He was acting as banksman while colleagues shunted the broken down machine into a repair bay at the West Drayton workshop of RVC Engineering when he was crushed between the telehandler and a steel post
He was in hospital for four months after the incident andhad to have his spleen and most of his pancreas removed.
The incident, on 25 September 2013, was investigated by the Health & Safety Executive (HSE), which prosecuted RVC Engineering Ltd for safety failings at Westminster Magistrates’ Court this week.
The court was told that an impromptu operation had been taking place to enable workers to shunt a broken-down telehandler into the RVC workshop. It was agreed that an HGV would be reversed up to the vehicle to push it just the few feet it needed to end up within the unit.
The injured man was asked to act as a lookout but became trapped between the moving telehandler and the post.
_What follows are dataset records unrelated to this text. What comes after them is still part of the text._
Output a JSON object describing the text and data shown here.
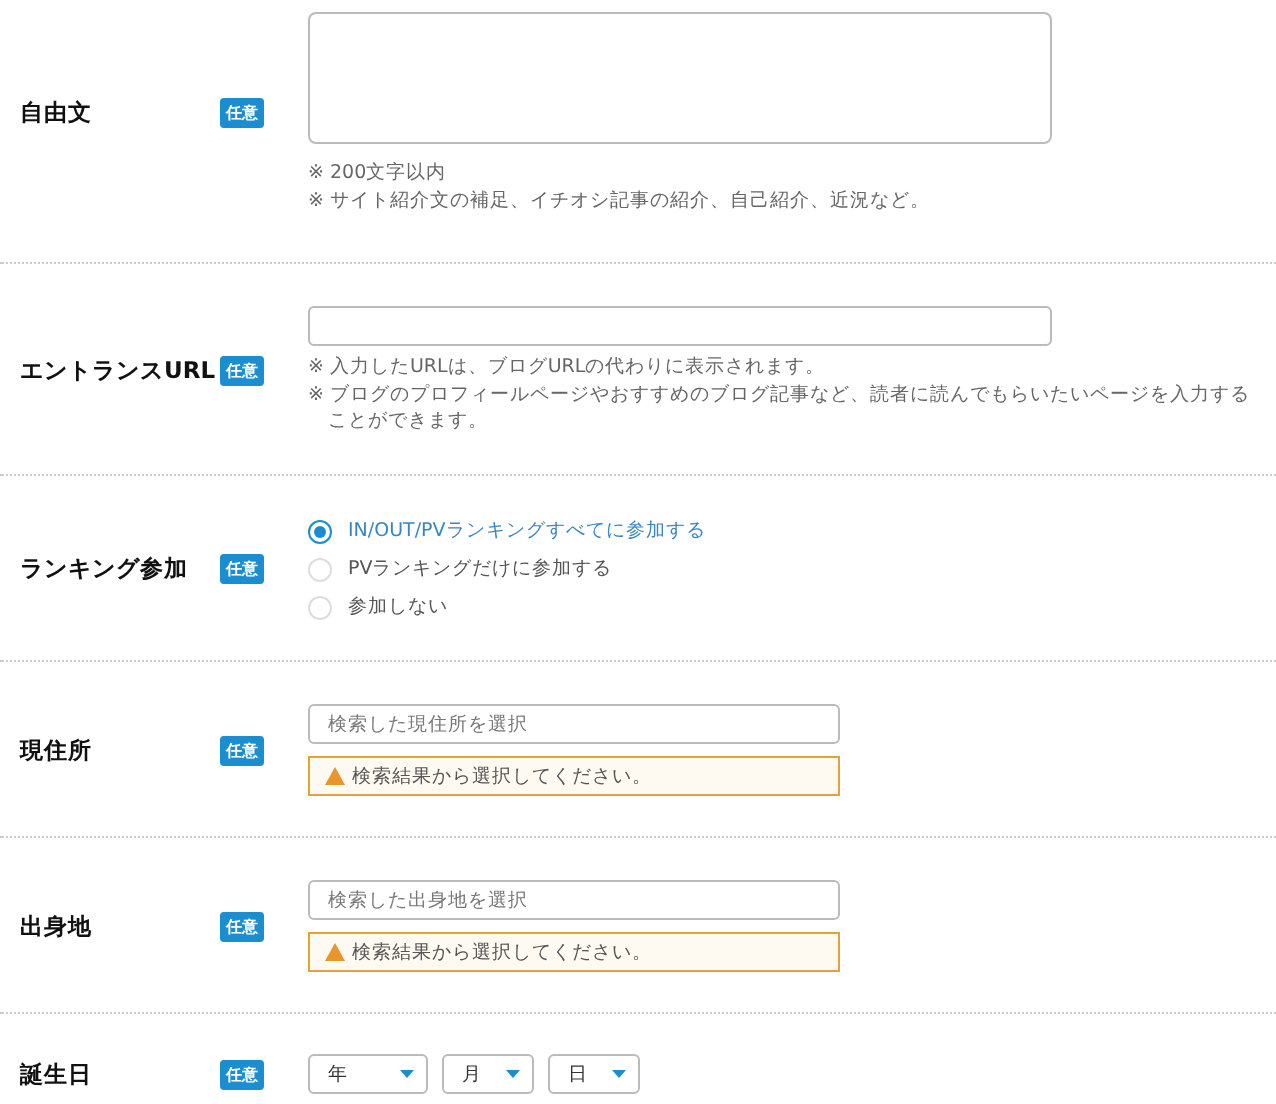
{
  "rows": [
    {
      "kind": "textarea",
      "label": "自由文",
      "badge": "任意",
      "notes": [
        "※ 200文字以内",
        "※ サイト紹介文の補足、イチオシ記事の紹介、自己紹介、近況など。"
      ]
    },
    {
      "kind": "text",
      "label": "エントランスURL",
      "badge": "任意",
      "notes": [
        "※ 入力したURLは、ブログURLの代わりに表示されます。",
        "※ ブログのプロフィールページやおすすめのブログ記事など、読者に読んでもらいたいページを入力することができます。"
      ]
    },
    {
      "kind": "radio",
      "label": "ランキング参加",
      "badge": "任意",
      "options": [
        {
          "label": "IN/OUT/PVランキングすべてに参加する",
          "selected": true
        },
        {
          "label": "PVランキングだけに参加する",
          "selected": false
        },
        {
          "label": "参加しない",
          "selected": false
        }
      ]
    },
    {
      "kind": "search",
      "label": "現住所",
      "badge": "任意",
      "placeholder": "検索した現住所を選択",
      "warning": "検索結果から選択してください。"
    },
    {
      "kind": "search",
      "label": "出身地",
      "badge": "任意",
      "placeholder": "検索した出身地を選択",
      "warning": "検索結果から選択してください。"
    },
    {
      "kind": "date",
      "label": "誕生日",
      "badge": "任意",
      "selects": [
        "年",
        "月",
        "日"
      ]
    }
  ]
}
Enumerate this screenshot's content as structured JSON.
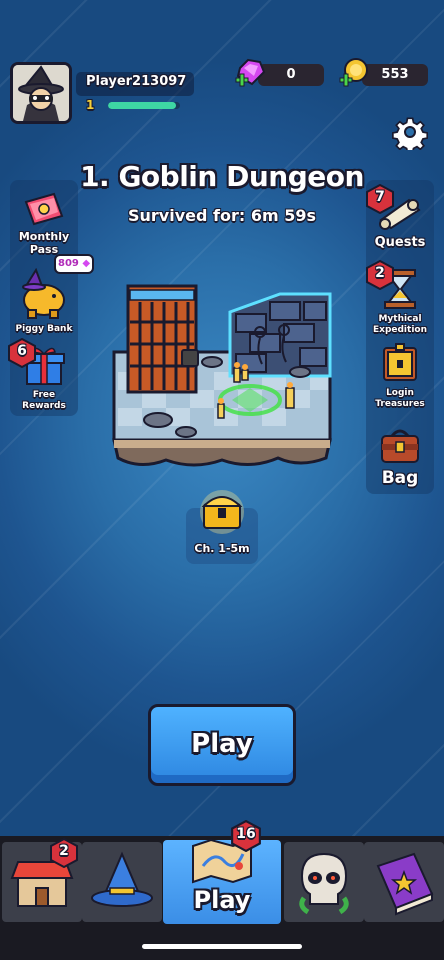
{
  "player": {
    "name": "Player213097",
    "level": "1",
    "xp_fraction": 0.95
  },
  "currency": {
    "gems": "0",
    "gold": "553"
  },
  "stage": {
    "title": "1. Goblin Dungeon",
    "survived": "Survived for: 6m 59s"
  },
  "left_menu": {
    "monthly_pass": {
      "label_line1": "Monthly",
      "label_line2": "Pass"
    },
    "piggy_bank": {
      "label": "Piggy Bank",
      "bubble": "809"
    },
    "free_rewards": {
      "label_line1": "Free",
      "label_line2": "Rewards",
      "badge": "6"
    }
  },
  "right_menu": {
    "quests": {
      "label": "Quests",
      "badge": "7"
    },
    "mythical_expedition": {
      "label_line1": "Mythical",
      "label_line2": "Expedition",
      "badge": "2"
    },
    "login_treasures": {
      "label_line1": "Login",
      "label_line2": "Treasures"
    },
    "bag": {
      "label": "Bag"
    }
  },
  "chest": {
    "label": "Ch. 1-5m"
  },
  "play_button": {
    "label": "Play"
  },
  "bottom_nav": {
    "shop": {
      "icon": "shop-icon",
      "badge": "2"
    },
    "hero": {
      "icon": "wizard-hat-icon"
    },
    "play": {
      "icon": "map-icon",
      "label": "Play",
      "badge": "16"
    },
    "enemies": {
      "icon": "skull-icon"
    },
    "spellbook": {
      "icon": "spellbook-icon"
    }
  },
  "colors": {
    "background": "#2a6ea8",
    "accent_blue": "#4fb2ff",
    "badge_red": "#d8323c",
    "xp_green": "#3ed6a4",
    "gold": "#f4c531"
  }
}
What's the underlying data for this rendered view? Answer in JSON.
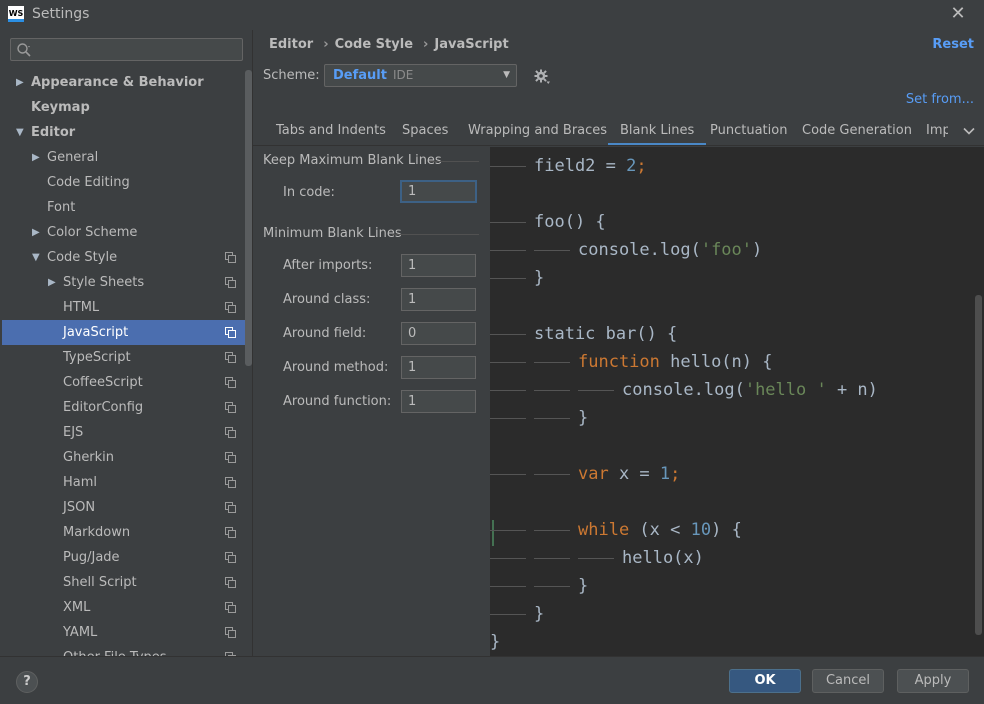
{
  "window": {
    "title": "Settings",
    "logo_text": "WS"
  },
  "search": {
    "placeholder": ""
  },
  "tree": [
    {
      "label": "Appearance & Behavior",
      "bold": true,
      "arrow": "▶",
      "indent": 0
    },
    {
      "label": "Keymap",
      "bold": true,
      "arrow": "",
      "indent": 0
    },
    {
      "label": "Editor",
      "bold": true,
      "arrow": "▼",
      "indent": 0
    },
    {
      "label": "General",
      "arrow": "▶",
      "indent": 1
    },
    {
      "label": "Code Editing",
      "arrow": "",
      "indent": 1
    },
    {
      "label": "Font",
      "arrow": "",
      "indent": 1
    },
    {
      "label": "Color Scheme",
      "arrow": "▶",
      "indent": 1
    },
    {
      "label": "Code Style",
      "arrow": "▼",
      "indent": 1,
      "copy": true
    },
    {
      "label": "Style Sheets",
      "arrow": "▶",
      "indent": 2,
      "copy": true
    },
    {
      "label": "HTML",
      "arrow": "",
      "indent": 2,
      "copy": true
    },
    {
      "label": "JavaScript",
      "arrow": "",
      "indent": 2,
      "copy": true,
      "selected": true
    },
    {
      "label": "TypeScript",
      "arrow": "",
      "indent": 2,
      "copy": true
    },
    {
      "label": "CoffeeScript",
      "arrow": "",
      "indent": 2,
      "copy": true
    },
    {
      "label": "EditorConfig",
      "arrow": "",
      "indent": 2,
      "copy": true
    },
    {
      "label": "EJS",
      "arrow": "",
      "indent": 2,
      "copy": true
    },
    {
      "label": "Gherkin",
      "arrow": "",
      "indent": 2,
      "copy": true
    },
    {
      "label": "Haml",
      "arrow": "",
      "indent": 2,
      "copy": true
    },
    {
      "label": "JSON",
      "arrow": "",
      "indent": 2,
      "copy": true
    },
    {
      "label": "Markdown",
      "arrow": "",
      "indent": 2,
      "copy": true
    },
    {
      "label": "Pug/Jade",
      "arrow": "",
      "indent": 2,
      "copy": true
    },
    {
      "label": "Shell Script",
      "arrow": "",
      "indent": 2,
      "copy": true
    },
    {
      "label": "XML",
      "arrow": "",
      "indent": 2,
      "copy": true
    },
    {
      "label": "YAML",
      "arrow": "",
      "indent": 2,
      "copy": true
    },
    {
      "label": "Other File Types",
      "arrow": "",
      "indent": 2,
      "copy": true
    }
  ],
  "breadcrumb": {
    "items": [
      "Editor",
      "Code Style",
      "JavaScript"
    ],
    "separator": "›"
  },
  "reset_label": "Reset",
  "scheme": {
    "label": "Scheme:",
    "name": "Default",
    "sub": "IDE"
  },
  "set_from_label": "Set from...",
  "tabs": [
    {
      "label": "Tabs and Indents"
    },
    {
      "label": "Spaces"
    },
    {
      "label": "Wrapping and Braces"
    },
    {
      "label": "Blank Lines",
      "active": true
    },
    {
      "label": "Punctuation"
    },
    {
      "label": "Code Generation"
    },
    {
      "label": "Imp"
    }
  ],
  "keep_max": {
    "title": "Keep Maximum Blank Lines",
    "fields": [
      {
        "label": "In code:",
        "value": "1"
      }
    ]
  },
  "minimum": {
    "title": "Minimum Blank Lines",
    "fields": [
      {
        "label": "After imports:",
        "value": "1"
      },
      {
        "label": "Around class:",
        "value": "1"
      },
      {
        "label": "Around field:",
        "value": "0"
      },
      {
        "label": "Around method:",
        "value": "1"
      },
      {
        "label": "Around function:",
        "value": "1"
      }
    ]
  },
  "code_lines": [
    {
      "indent": 1,
      "tokens": [
        [
          "field2 = ",
          ""
        ],
        [
          "2",
          "num"
        ],
        [
          ";",
          "kw"
        ]
      ]
    },
    {
      "indent": 0,
      "tokens": []
    },
    {
      "indent": 1,
      "tokens": [
        [
          "foo() {",
          ""
        ]
      ]
    },
    {
      "indent": 2,
      "tokens": [
        [
          "console.log(",
          ""
        ],
        [
          "'foo'",
          "str"
        ],
        [
          ")",
          ""
        ]
      ]
    },
    {
      "indent": 1,
      "tokens": [
        [
          "}",
          ""
        ]
      ]
    },
    {
      "indent": 0,
      "tokens": []
    },
    {
      "indent": 1,
      "tokens": [
        [
          "static bar() {",
          ""
        ]
      ]
    },
    {
      "indent": 2,
      "tokens": [
        [
          "function",
          "kw"
        ],
        [
          " hello(n) {",
          ""
        ]
      ]
    },
    {
      "indent": 3,
      "tokens": [
        [
          "console.log(",
          ""
        ],
        [
          "'hello '",
          "str"
        ],
        [
          " + n)",
          ""
        ]
      ]
    },
    {
      "indent": 2,
      "tokens": [
        [
          "}",
          ""
        ]
      ]
    },
    {
      "indent": 0,
      "tokens": []
    },
    {
      "indent": 2,
      "tokens": [
        [
          "var",
          "kw"
        ],
        [
          " x = ",
          ""
        ],
        [
          "1",
          "num"
        ],
        [
          ";",
          "kw"
        ]
      ]
    },
    {
      "indent": 0,
      "tokens": []
    },
    {
      "indent": 2,
      "tokens": [
        [
          "while",
          "kw"
        ],
        [
          " (x < ",
          ""
        ],
        [
          "10",
          "num"
        ],
        [
          ") {",
          ""
        ]
      ]
    },
    {
      "indent": 3,
      "tokens": [
        [
          "hello(x)",
          ""
        ]
      ]
    },
    {
      "indent": 2,
      "tokens": [
        [
          "}",
          ""
        ]
      ]
    },
    {
      "indent": 1,
      "tokens": [
        [
          "}",
          ""
        ]
      ]
    },
    {
      "indent": 0,
      "tokens": [
        [
          "}",
          ""
        ]
      ]
    }
  ],
  "buttons": {
    "help": "?",
    "ok": "OK",
    "cancel": "Cancel",
    "apply": "Apply"
  }
}
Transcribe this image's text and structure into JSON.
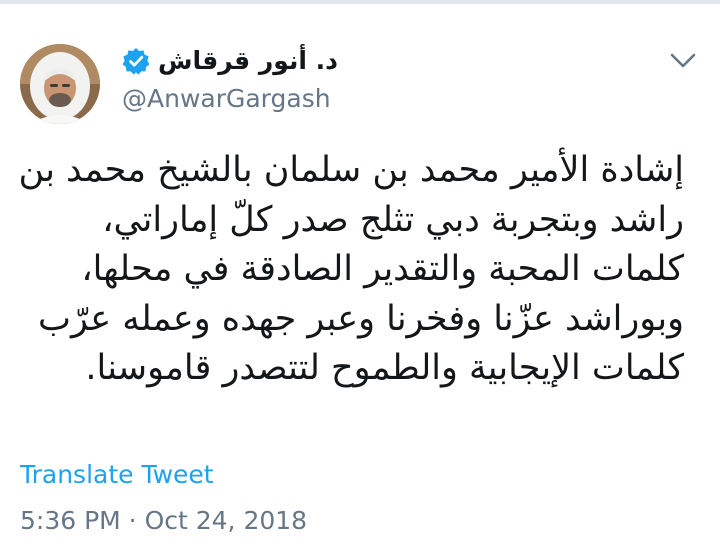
{
  "author": {
    "display_name": "د. أنور قرقاش",
    "handle": "@AnwarGargash",
    "verified_icon": "verified-badge-icon",
    "avatar": "profile-photo"
  },
  "tweet": {
    "lines": [
      "إشادة الأمير محمد بن سلمان بالشيخ محمد بن",
      "راشد وبتجربة دبي تثلج صدر كلّ إماراتي،",
      "كلمات المحبة والتقدير الصادقة في محلها،",
      "وبوراشد عزّنا وفخرنا وعبر جهده وعمله عرّب",
      "كلمات الإيجابية والطموح لتتصدر قاموسنا."
    ]
  },
  "actions": {
    "translate_label": "Translate Tweet",
    "more_icon": "chevron-down-icon"
  },
  "meta": {
    "timestamp": "5:36 PM · Oct 24, 2018"
  },
  "colors": {
    "text": "#14171a",
    "secondary": "#657786",
    "link": "#1da1f2",
    "verified": "#1da1f2"
  }
}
He was freed within a few minutes but had suffered severe crush injuries.
RVC Engineering Ltd, of Springpark House, Basing View, Basingstoke, Hants, was fined £6,600 and ordered to pay £1,087 in costs after admitting a breach of Section 2(1) of the Health and Safety at Work etc Act 1974.
After the hearing, HSE inspector Pete Collingwood said: “A worker suffered a very serious injury from what was perceived to be an innocuous operation. It was an entirely preventable injury as the manoeuvre could have been conducted without the need for his involvement.
“Crush injuries are common from reversing vehicles in industry. RVC Engineering should have planned this operation carefully despite it being of a short duration and then ensured the whole thing was adequately supervised.”